More specifically, you make the claim that "as far as I can tell it would totally be compatible with a car driving extremely recklessly in a pedestrian environment due to making assumptions about pedestrian behavior that are not accurate." The paper, on the other hand, says "For example, in a typical residential street, a pedestrian has the priority over the vehicles, and it follows that vehicles must yield and be cautious with respect to pedestrians," and formalizes this with statements like "a vehicle must be in a kinematic state such that if it will apply a proper response (acceleration for ρ seconds and when braking) it will remain outside of a ball of radius 50cm around the pedestrian." 

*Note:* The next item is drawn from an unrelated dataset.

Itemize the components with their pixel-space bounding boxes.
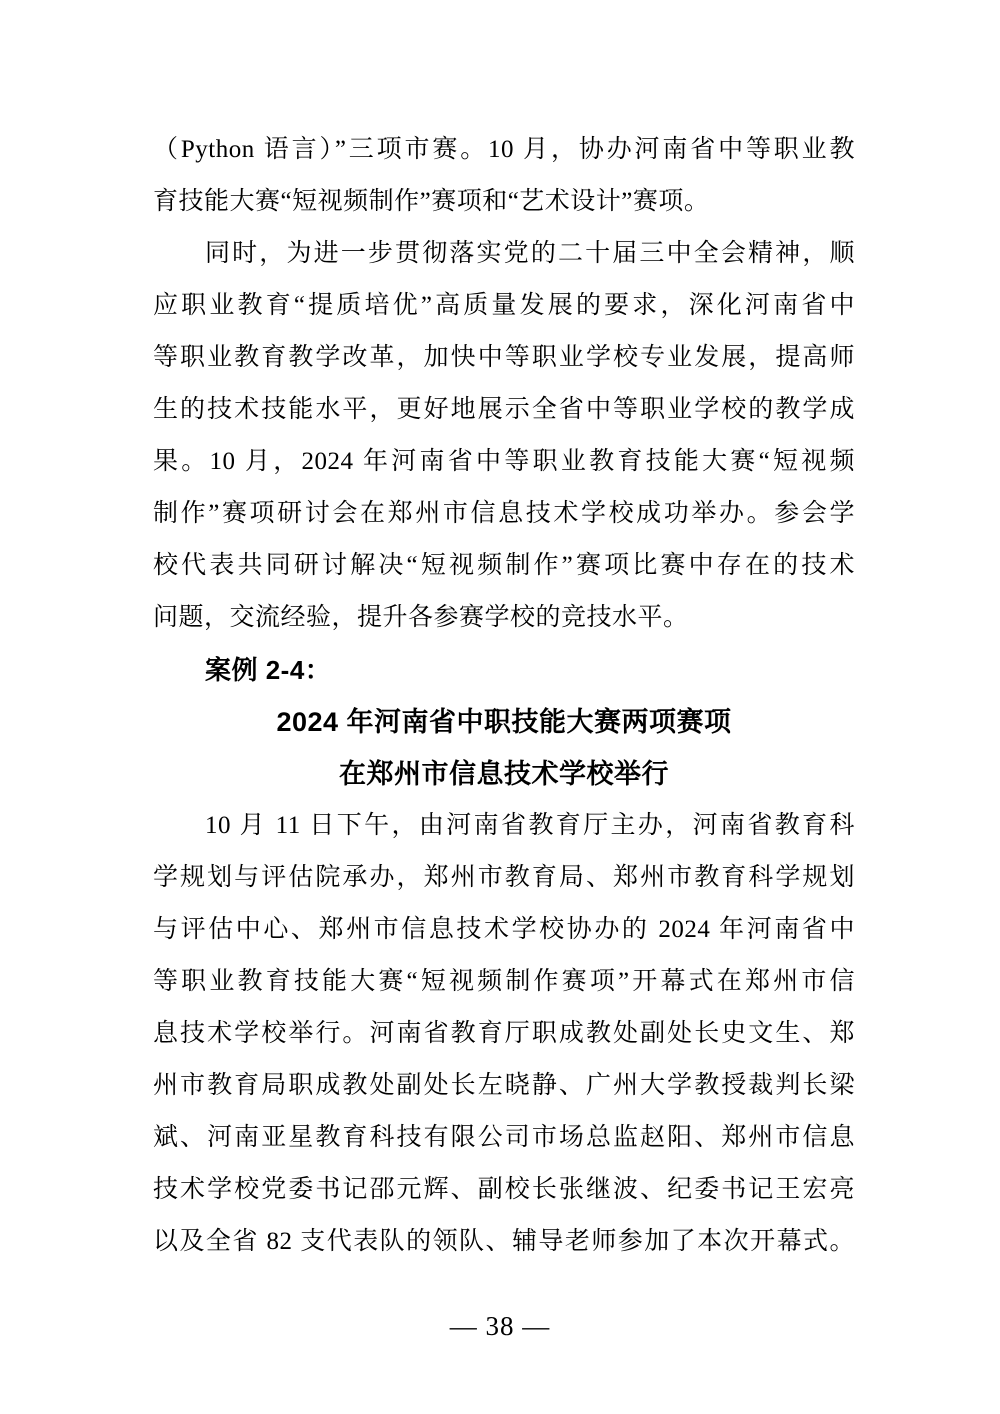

I also think that it formalizes reasonable behavior for pedestrians, but I agree that it won't cover every case - pedestrians oblivious to cars that are driving in ways that are otherwise safe, who rapidly change their path to jump in front of cars, are sometimes able to be hit by those cars - but I think fault is pretty clear here. (And the paper is clear that even in those cases, the car would need to both drive safely in residential areas, and attempt to brake or avoid the pedestrian in order to avoid crashes even in cases with irresponsible and erratic humans!)

But again, as I said initially, this isn't solving the general case of AI safety, it's solving a much narrower problem. And if you wanted to make the case that this isn't enough for similar scenarios that we care about, I will strongly agree that for more capable systems, the set of situations it would need to avoid are correspondingly larger, and the set of necessary guarantees are far stronger. But as I said at the beginning, I'm not making that argument - just the much simpler one that proveability can work in physical systems, and can be applied in sociotechnological systems in ways that make sense.

I agree that "safety in an open world cannot be proved," at least as a general claim, but disagree that this impinges on the narrow challenge of designing cars that do not cause accidents - a misunderstanding which I tried to be clear about, but which I evidently failed to make sufficiently clear, as Oliver's misunderstanding illustrates. That said, I strongly agree that better methods for representing grain of truth problems, and considering hypotheses outside those which are in the model is critical. It's a key reason I'm supporting work on infra-Bayesian approaches, which are designed explicitly to handle this class of problem. Again, it's not necessary for the very narrow challenge I think I addressed above, but I certainly agree that it's critical.

 

Second, I'm a huge proponent of complex system engineering approaches, and have discussed this in previous unrelated work. I certainly agree that these issues are critical, and should receive more attention - but I think it's counterproductive to try to embed difficult problems inside of addressable ones. To offer an analogy, creating provably safe code that isn't vulnerable to any known technical exploit still will not prevent social engineering attacks, but we can still accomplish the narrow goal.

If, instead of writing code that can't be fuzzed for vulnerabilities, doesn't contain buffer overflow or null-pointer vulnerabilities, and can't be exploited via transient execution CPU vulnerabilities, and isn't vulnerable to rowhammer attacks, you say that we need to address social engineering before trying to make the code provably safe, and should address social engineering with provable properties, you're sabotaging progress in a tractable area in order to apply a paradigm ill-suited to the new problem you're concerned with.

That's why, in this piece, I started by saying I wasn't proving anything general, and "I am making far narrower claims than the general ones which have been debated." I agree that the larger points are critical. But for now, I wanted to make a simpler point.